Sarah was slightly taken aback.

She clearly didn't expect that I, who was trembling with fear in the office yesterday for a single survival spot, would compromise so quickly today.

This incongruous calm caused her eyes to flicker for a moment, but this slight surprise was quickly smoothed over by her pride.

In her view, I had finally come to terms with reality and given up my unreasonable resistance.

"It would be best if you could figure it out." She snorted coldly, looking at me as if I were a burden that had finally been tamed. "As long as you behave yourself and cooperate with conservative treatment, your vital signs will hold out until the next donor. Don't try to test my limits with these self-destructive tricks again."

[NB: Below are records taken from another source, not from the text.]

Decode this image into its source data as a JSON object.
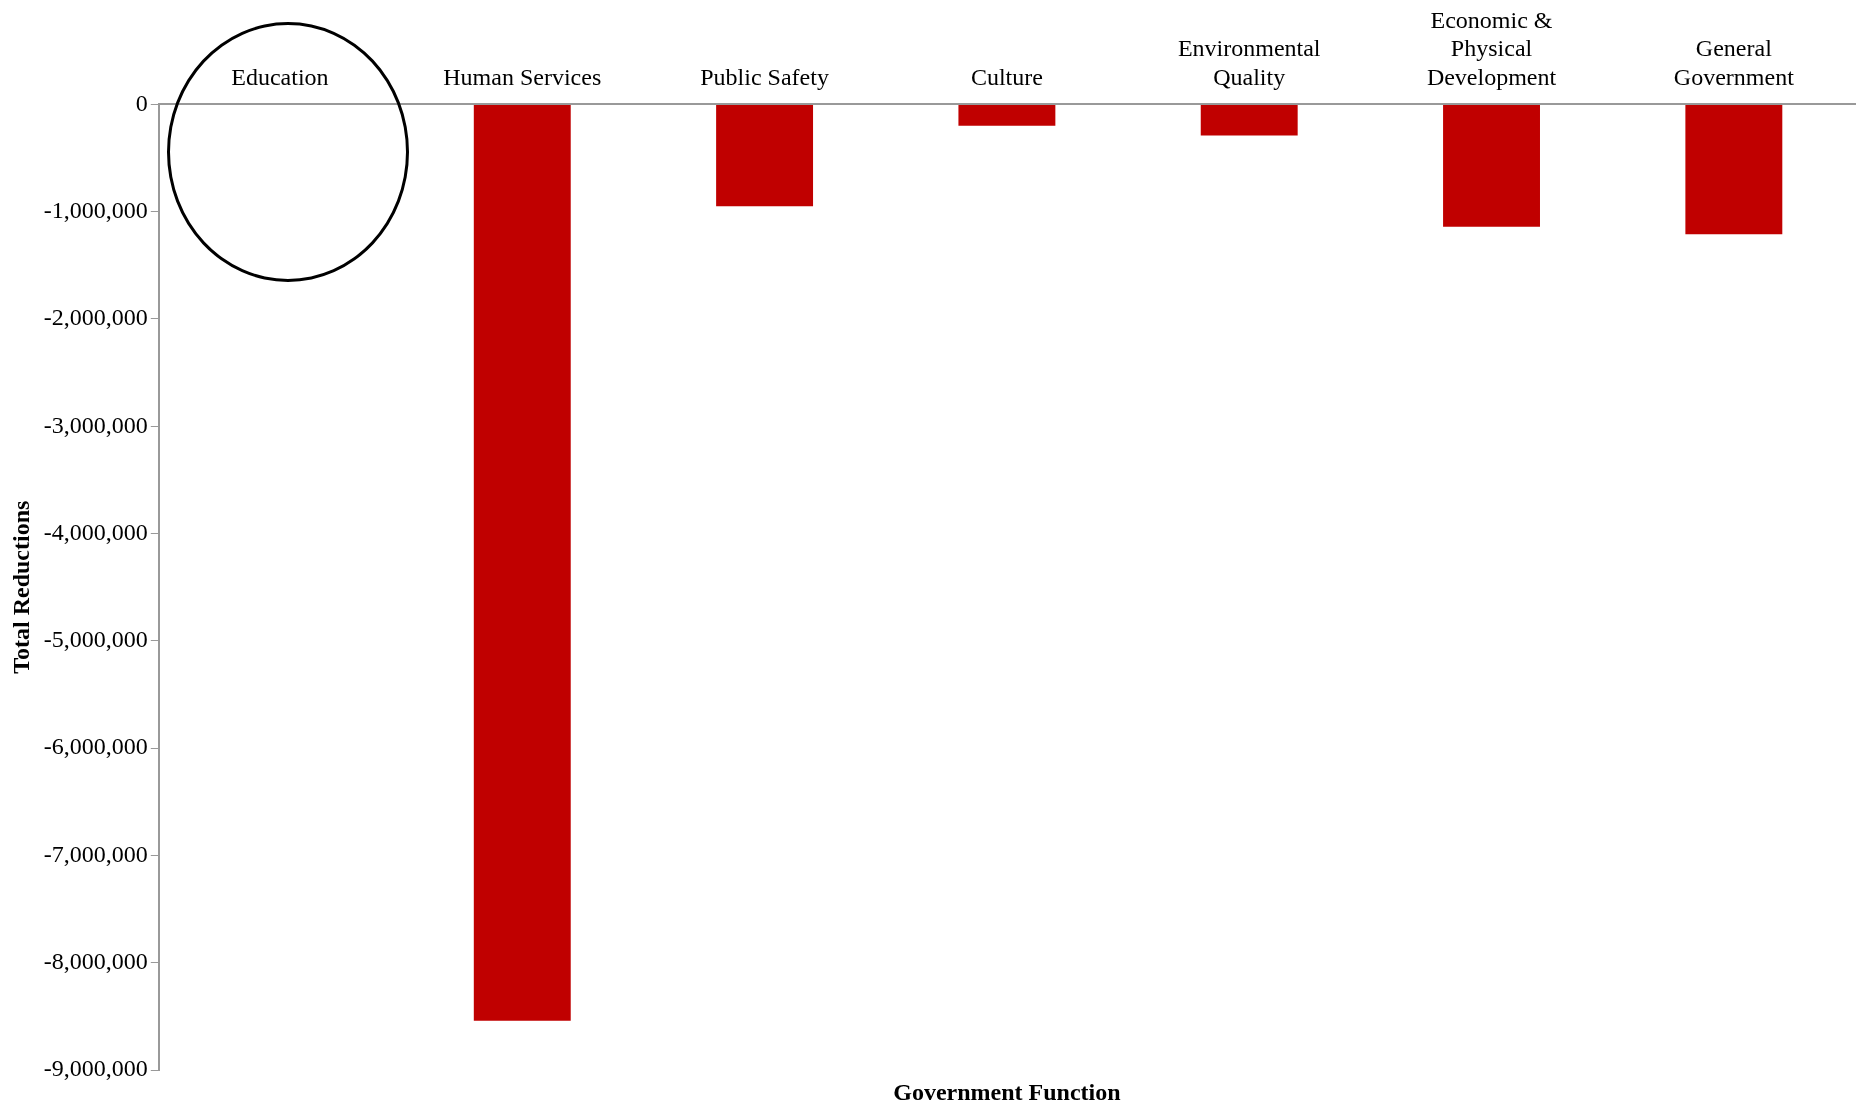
{
  "chart_data": {
    "type": "bar",
    "xlabel": "Government Function",
    "ylabel": "Total Reductions",
    "categories": [
      "Education",
      "Human Services",
      "Public Safety",
      "Culture",
      "Environmental Quality",
      "Economic & Physical Development",
      "General Government"
    ],
    "values": [
      0,
      -8540000,
      -950000,
      -200000,
      -290000,
      -1140000,
      -1210000
    ],
    "color": "#c00000",
    "ylim": [
      -9000000,
      0
    ],
    "yticks": [
      {
        "value": -9000000,
        "label": "-9,000,000"
      },
      {
        "value": -8000000,
        "label": "-8,000,000"
      },
      {
        "value": -7000000,
        "label": "-7,000,000"
      },
      {
        "value": -6000000,
        "label": "-6,000,000"
      },
      {
        "value": -5000000,
        "label": "-5,000,000"
      },
      {
        "value": -4000000,
        "label": "-4,000,000"
      },
      {
        "value": -3000000,
        "label": "-3,000,000"
      },
      {
        "value": -2000000,
        "label": "-2,000,000"
      },
      {
        "value": -1000000,
        "label": "-1,000,000"
      },
      0
    ],
    "grid": false,
    "legend": false
  }
}
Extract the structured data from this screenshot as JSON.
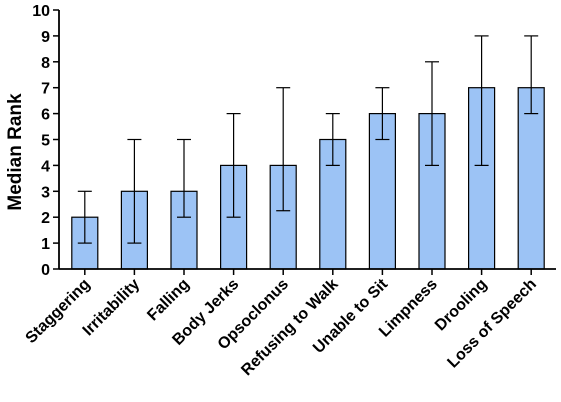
{
  "chart_data": {
    "type": "bar",
    "title": "",
    "xlabel": "",
    "ylabel": "Median Rank",
    "ylim": [
      0,
      10
    ],
    "yticks": [
      0,
      1,
      2,
      3,
      4,
      5,
      6,
      7,
      8,
      9,
      10
    ],
    "categories": [
      "Staggering",
      "Irritability",
      "Falling",
      "Body Jerks",
      "Opsoclonus",
      "Refusing to Walk",
      "Unable to Sit",
      "Limpness",
      "Drooling",
      "Loss of Speech"
    ],
    "values": [
      2,
      3,
      3,
      4,
      4,
      5,
      6,
      6,
      7,
      7
    ],
    "error_low": [
      1,
      1,
      2,
      2,
      2.25,
      4,
      5,
      4,
      4,
      6
    ],
    "error_high": [
      3,
      5,
      5,
      6,
      7,
      6,
      7,
      8,
      9,
      9
    ],
    "grid": false,
    "bar_color": "#9cc3f5",
    "bar_edge_color": "#000000"
  }
}
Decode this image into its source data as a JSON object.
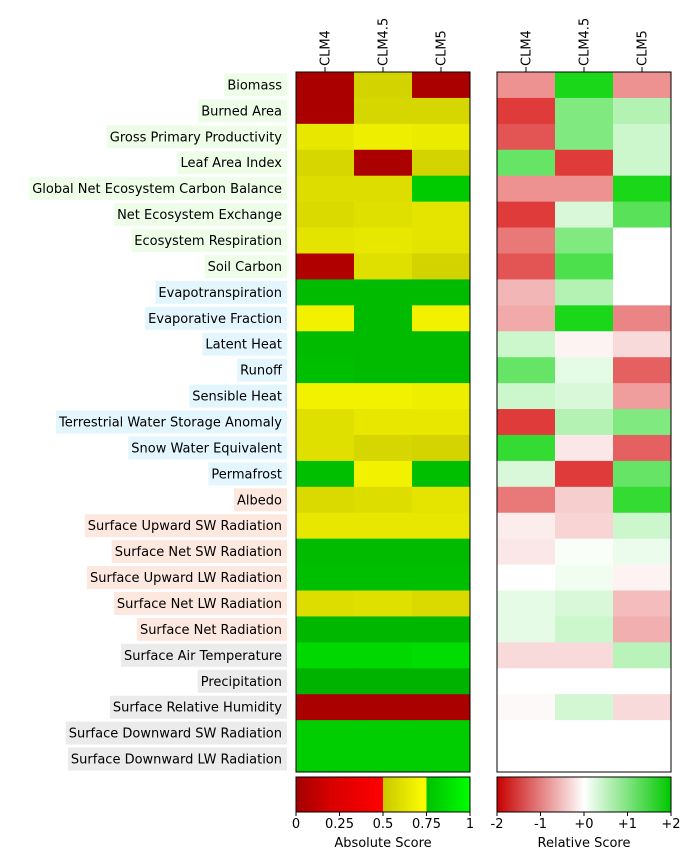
{
  "chart_data": [
    {
      "type": "heatmap",
      "panel": "absolute",
      "columns": [
        "CLM4",
        "CLM4.5",
        "CLM5"
      ],
      "rows": [
        {
          "name": "Biomass",
          "group": "ecosystem",
          "values": [
            0.02,
            0.62,
            0.02
          ]
        },
        {
          "name": "Burned Area",
          "group": "ecosystem",
          "values": [
            0.02,
            0.63,
            0.63
          ]
        },
        {
          "name": "Gross Primary Productivity",
          "group": "ecosystem",
          "values": [
            0.68,
            0.7,
            0.69
          ]
        },
        {
          "name": "Leaf Area Index",
          "group": "ecosystem",
          "values": [
            0.63,
            0.02,
            0.62
          ]
        },
        {
          "name": "Global Net Ecosystem Carbon Balance",
          "group": "ecosystem",
          "values": [
            0.65,
            0.65,
            0.86
          ]
        },
        {
          "name": "Net Ecosystem Exchange",
          "group": "ecosystem",
          "values": [
            0.64,
            0.66,
            0.67
          ]
        },
        {
          "name": "Ecosystem Respiration",
          "group": "ecosystem",
          "values": [
            0.67,
            0.68,
            0.67
          ]
        },
        {
          "name": "Soil Carbon",
          "group": "ecosystem",
          "values": [
            0.05,
            0.66,
            0.62
          ]
        },
        {
          "name": "Evapotranspiration",
          "group": "hydrology",
          "values": [
            0.82,
            0.82,
            0.82
          ]
        },
        {
          "name": "Evaporative Fraction",
          "group": "hydrology",
          "values": [
            0.71,
            0.82,
            0.71
          ]
        },
        {
          "name": "Latent Heat",
          "group": "hydrology",
          "values": [
            0.82,
            0.82,
            0.82
          ]
        },
        {
          "name": "Runoff",
          "group": "hydrology",
          "values": [
            0.83,
            0.82,
            0.82
          ]
        },
        {
          "name": "Sensible Heat",
          "group": "hydrology",
          "values": [
            0.71,
            0.71,
            0.7
          ]
        },
        {
          "name": "Terrestrial Water Storage Anomaly",
          "group": "hydrology",
          "values": [
            0.66,
            0.68,
            0.68
          ]
        },
        {
          "name": "Snow Water Equivalent",
          "group": "hydrology",
          "values": [
            0.66,
            0.63,
            0.62
          ]
        },
        {
          "name": "Permafrost",
          "group": "hydrology",
          "values": [
            0.83,
            0.71,
            0.83
          ]
        },
        {
          "name": "Albedo",
          "group": "radiation",
          "values": [
            0.64,
            0.65,
            0.67
          ]
        },
        {
          "name": "Surface Upward SW Radiation",
          "group": "radiation",
          "values": [
            0.68,
            0.68,
            0.68
          ]
        },
        {
          "name": "Surface Net SW Radiation",
          "group": "radiation",
          "values": [
            0.82,
            0.82,
            0.82
          ]
        },
        {
          "name": "Surface Upward LW Radiation",
          "group": "radiation",
          "values": [
            0.83,
            0.83,
            0.83
          ]
        },
        {
          "name": "Surface Net LW Radiation",
          "group": "radiation",
          "values": [
            0.65,
            0.66,
            0.64
          ]
        },
        {
          "name": "Surface Net Radiation",
          "group": "radiation",
          "values": [
            0.81,
            0.81,
            0.81
          ]
        },
        {
          "name": "Surface Air Temperature",
          "group": "forcing",
          "values": [
            0.9,
            0.9,
            0.91
          ]
        },
        {
          "name": "Precipitation",
          "group": "forcing",
          "values": [
            0.8,
            0.8,
            0.8
          ]
        },
        {
          "name": "Surface Relative Humidity",
          "group": "forcing",
          "values": [
            0.02,
            0.02,
            0.02
          ]
        },
        {
          "name": "Surface Downward SW Radiation",
          "group": "forcing",
          "values": [
            0.87,
            0.87,
            0.87
          ]
        },
        {
          "name": "Surface Downward LW Radiation",
          "group": "forcing",
          "values": [
            0.87,
            0.87,
            0.87
          ]
        }
      ],
      "colorbar": {
        "label": "Absolute Score",
        "ticks": [
          "0",
          "0.25",
          "0.5",
          "0.75",
          "1"
        ],
        "range": [
          0,
          1
        ]
      }
    },
    {
      "type": "heatmap",
      "panel": "relative",
      "columns": [
        "CLM4",
        "CLM4.5",
        "CLM5"
      ],
      "rows": [
        {
          "name": "Biomass",
          "values": [
            -0.9,
            1.8,
            -0.9
          ]
        },
        {
          "name": "Burned Area",
          "values": [
            -1.6,
            1.0,
            0.6
          ]
        },
        {
          "name": "Gross Primary Productivity",
          "values": [
            -1.4,
            1.0,
            0.4
          ]
        },
        {
          "name": "Leaf Area Index",
          "values": [
            1.2,
            -1.6,
            0.4
          ]
        },
        {
          "name": "Global Net Ecosystem Carbon Balance",
          "values": [
            -0.9,
            -0.9,
            1.8
          ]
        },
        {
          "name": "Net Ecosystem Exchange",
          "values": [
            -1.6,
            0.3,
            1.3
          ]
        },
        {
          "name": "Ecosystem Respiration",
          "values": [
            -1.1,
            1.0,
            0.0
          ]
        },
        {
          "name": "Soil Carbon",
          "values": [
            -1.4,
            1.4,
            0.0
          ]
        },
        {
          "name": "Evapotranspiration",
          "values": [
            -0.6,
            0.6,
            0.0
          ]
        },
        {
          "name": "Evaporative Fraction",
          "values": [
            -0.7,
            1.8,
            -1.0
          ]
        },
        {
          "name": "Latent Heat",
          "values": [
            0.4,
            -0.1,
            -0.3
          ]
        },
        {
          "name": "Runoff",
          "values": [
            1.2,
            0.2,
            -1.3
          ]
        },
        {
          "name": "Sensible Heat",
          "values": [
            0.4,
            0.3,
            -0.8
          ]
        },
        {
          "name": "Terrestrial Water Storage Anomaly",
          "values": [
            -1.6,
            0.6,
            1.0
          ]
        },
        {
          "name": "Snow Water Equivalent",
          "values": [
            1.6,
            -0.2,
            -1.3
          ]
        },
        {
          "name": "Permafrost",
          "values": [
            0.3,
            -1.6,
            1.2
          ]
        },
        {
          "name": "Albedo",
          "values": [
            -1.1,
            -0.4,
            1.6
          ]
        },
        {
          "name": "Surface Upward SW Radiation",
          "values": [
            -0.15,
            -0.35,
            0.4
          ]
        },
        {
          "name": "Surface Net SW Radiation",
          "values": [
            -0.2,
            0.05,
            0.15
          ]
        },
        {
          "name": "Surface Upward LW Radiation",
          "values": [
            0.0,
            0.1,
            -0.1
          ]
        },
        {
          "name": "Surface Net LW Radiation",
          "values": [
            0.2,
            0.3,
            -0.55
          ]
        },
        {
          "name": "Surface Net Radiation",
          "values": [
            0.2,
            0.4,
            -0.65
          ]
        },
        {
          "name": "Surface Air Temperature",
          "values": [
            -0.3,
            -0.3,
            0.55
          ]
        },
        {
          "name": "Precipitation",
          "values": [
            0.0,
            0.0,
            0.0
          ]
        },
        {
          "name": "Surface Relative Humidity",
          "values": [
            -0.05,
            0.35,
            -0.3
          ]
        },
        {
          "name": "Surface Downward SW Radiation",
          "values": [
            0.0,
            0.0,
            0.0
          ]
        },
        {
          "name": "Surface Downward LW Radiation",
          "values": [
            0.0,
            0.0,
            0.0
          ]
        }
      ],
      "colorbar": {
        "label": "Relative Score",
        "ticks": [
          "-2",
          "-1",
          "+0",
          "+1",
          "+2"
        ],
        "range": [
          -2,
          2
        ]
      }
    }
  ],
  "colors": {
    "group_ecosystem": "#edfde8",
    "group_hydrology": "#e3f6fd",
    "group_radiation": "#fde8e0",
    "group_forcing": "#ebebeb"
  }
}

She turned around and gripped Liam's wheelchair handle again.

Without even turning her head, she left behind a final, unquestionable instruction:

"Take this time to reflect on your actions. Once you've calmed down and learned to communicate like an adult, we can talk again tomorrow."

The pneumatic door slid open with a "whoosh" and then closed mercilessly.

Only after the footsteps outside the door completely disappeared did Davis slam his fist on the bed railing, his voice choked with suppressed screams: "Why did you apologize to her?! She took away your only chance to live!"

“Davis,” I weakly reached out and grabbed the cuff of his white coat, “do me a favor. Please give me that Do Not Resuscitate (DNR) form to fill out, following standard procedure.”

Davis shuddered, his eyes instantly turning bloodshot: "Ivan! What nonsense are you spouting?!"

“I’m not lying… I’m perfectly lucid.” I gasped for breath, each breath accompanied by a faint, crackling sound. “If there were any other way to survive, why would I have waited until today? I want to live too, but I’ve really reached my limit. My compensatory period collapsed last night.”

I looked at my closest friend, his eyes filled with pleading:

“I know how horrific the resuscitation will be once my heart stops beating. I don’t want my skin to be scorched by the heavy defibrillator, I don’t want all my ribs to be broken during CPR, and I certainly don’t want my trachea to be brutally cut open…”

"I don't want to die such a gruesome death. Even if it's just a last bit of mercy... let me go with dignity."

Davis's tears fell onto the back of my hand. As a doctor, he saw the light in my eyes had been completely extinguished.

“There’s one last thing, Davis.” I looked up at the stark white ceiling, my voice growing weaker and weaker.

"If I fall asleep... lock the ICU door for me. Don't let anyone in except you."

"I don't want to see her again in my last moments in this world."